“There are, of course, many forms of bad faith in politics, and we should not encourage political (or other) beliefs in willful disregard of reason. But we cannot kick away faith itself as a motivational tool, as politics is of necessity built on some kind of faith. The lack — and, indeed, the sometimes conscious rejection — of the notion of faith, as is common in secular rationalism, is one of the most troubling features of the contemporary world.” (My emphasis)
This is in the context of his arguing that our decision-making tends to give insufficient weight to future impacts. Cowen casts concern about the future as a kind of faith. But what does that word really mean?
Actually, we use the word in two really different ways. One is a synonym for religious belief — with the connotation of Twain’s quip — belief without evidence or even in defiance of evidence. In this sense faith does contrast against reason.
But the word’s other sense, contrariwise, has a strong rational element. As in faith that the Sun will rise tomorrow. Or an airplane will (with a high probability) land safely. Such faith is predicated on factual reality and reason.

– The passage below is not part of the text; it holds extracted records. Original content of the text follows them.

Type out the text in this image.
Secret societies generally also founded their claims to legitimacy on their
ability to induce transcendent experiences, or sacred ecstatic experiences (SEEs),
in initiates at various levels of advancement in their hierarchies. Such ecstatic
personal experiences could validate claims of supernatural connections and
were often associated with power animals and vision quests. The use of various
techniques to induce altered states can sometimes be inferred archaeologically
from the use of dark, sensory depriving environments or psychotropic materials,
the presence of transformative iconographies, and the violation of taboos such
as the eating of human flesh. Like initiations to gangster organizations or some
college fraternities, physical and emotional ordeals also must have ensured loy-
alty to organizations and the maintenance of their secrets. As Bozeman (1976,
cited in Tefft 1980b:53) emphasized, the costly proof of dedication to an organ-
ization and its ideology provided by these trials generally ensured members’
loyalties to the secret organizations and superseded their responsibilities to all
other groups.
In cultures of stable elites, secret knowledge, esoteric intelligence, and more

There’s much confusion between these two distinct meanings. As when religionists assert that secular humanism, or atheism, is just another “faith,” standing no differently from their own. This is Cowen’s mistake too.

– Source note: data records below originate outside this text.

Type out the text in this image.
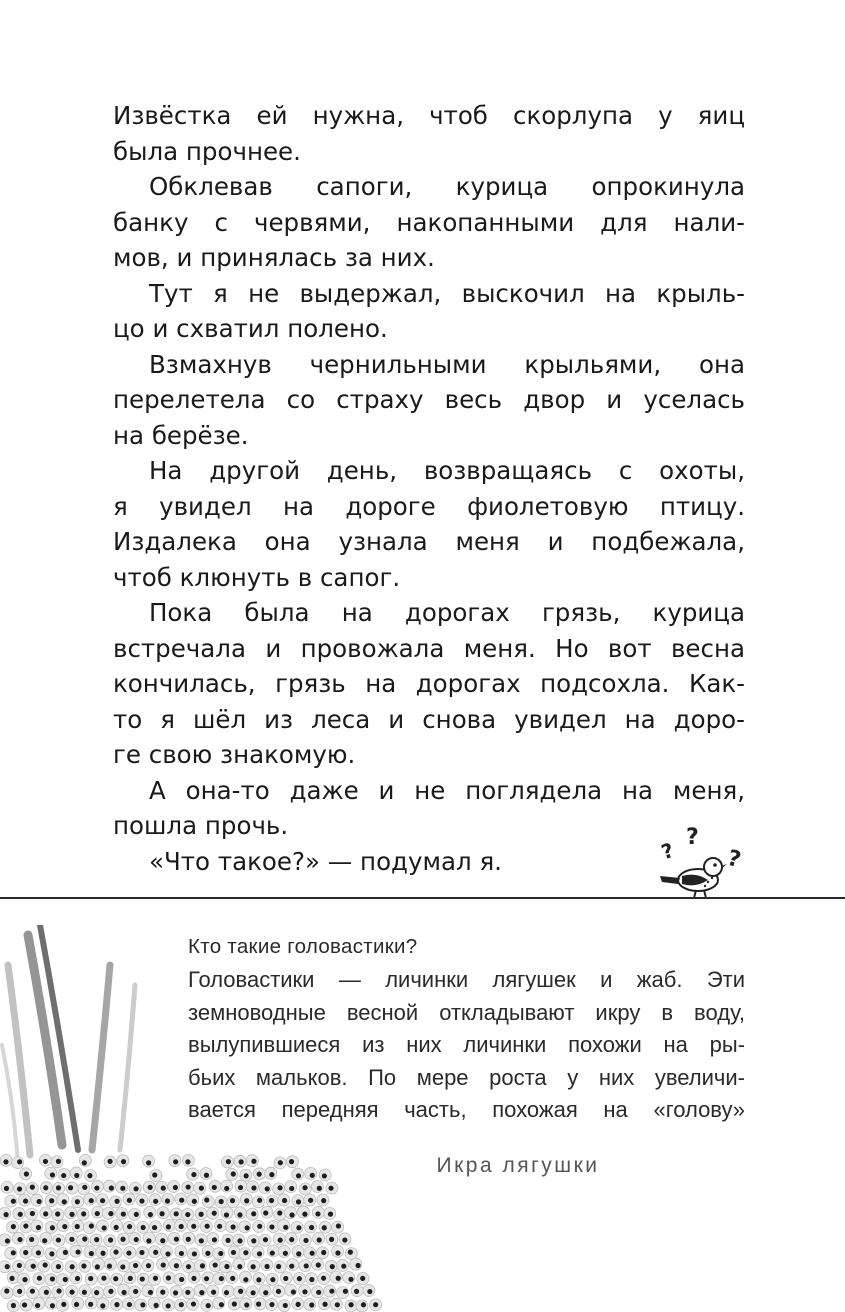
Извёстка ей нужна, чтоб скорлупа у яиц
была прочнее.
Обклевав сапоги, курица опрокинула
банку с червями, накопанными для нали-
мов, и принялась за них.
Тут я не выдержал, выскочил на крыль-
цо и схватил полено.
Взмахнув чернильными крыльями, она
перелетела со страху весь двор и уселась
на берёзе.
На другой день, возвращаясь с охоты,
я увидел на дороге фиолетовую птицу.
Издалека она узнала меня и подбежала,
чтоб клюнуть в сапог.
Пока была на дорогах грязь, курица
встречала и провожала меня. Но вот весна
кончилась, грязь на дорогах подсохла. Как-
то я шёл из леса и снова увидел на доро-
ге свою знакомую.
А она-то даже и не поглядела на меня,
пошла прочь.
«Что такое?» — подумал я.	?
?
?
Кто такие головастики?
Головастики — личинки лягушек и жаб. Эти
земноводные весной откладывают икру в воду,
вылупившиеся из них личинки похожи на ры-
бьих мальков. По мере роста у них увеличи-
вается передняя часть, похожая на «голову»
Икра лягушки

Labeling this a “faith in reason” is another similar confusion. Reason itself, too, is often called just another thing people believe in, again no different really from religious faith. We even hear the words “irrational faith in reason.” But (as Steven Pinker points out in Enlightenment Now) any such arguments actually validate the concept of reason, because all arguments are appeals to reason. That’s how reason differs from faith. Reason is subject to argument; faith is not. (I’ve also heard Pinker remark, “I don’t believe in anything you have to believe in.”)
Getting back to Cowen, he’s wrong to deem secular rationalism’s rejection of “faith” a bad thing. The faith it rejects is Twainian faith that sets itself apart from reason, if not in opposition to it. Whereas it’s our use of reason that has produced all the progress humanity has ever achieved. Indulgence in “faith” outside of reason has only ever held us back. Insofar as secular rationalism can defeat that kind of faith, it’s all to our good.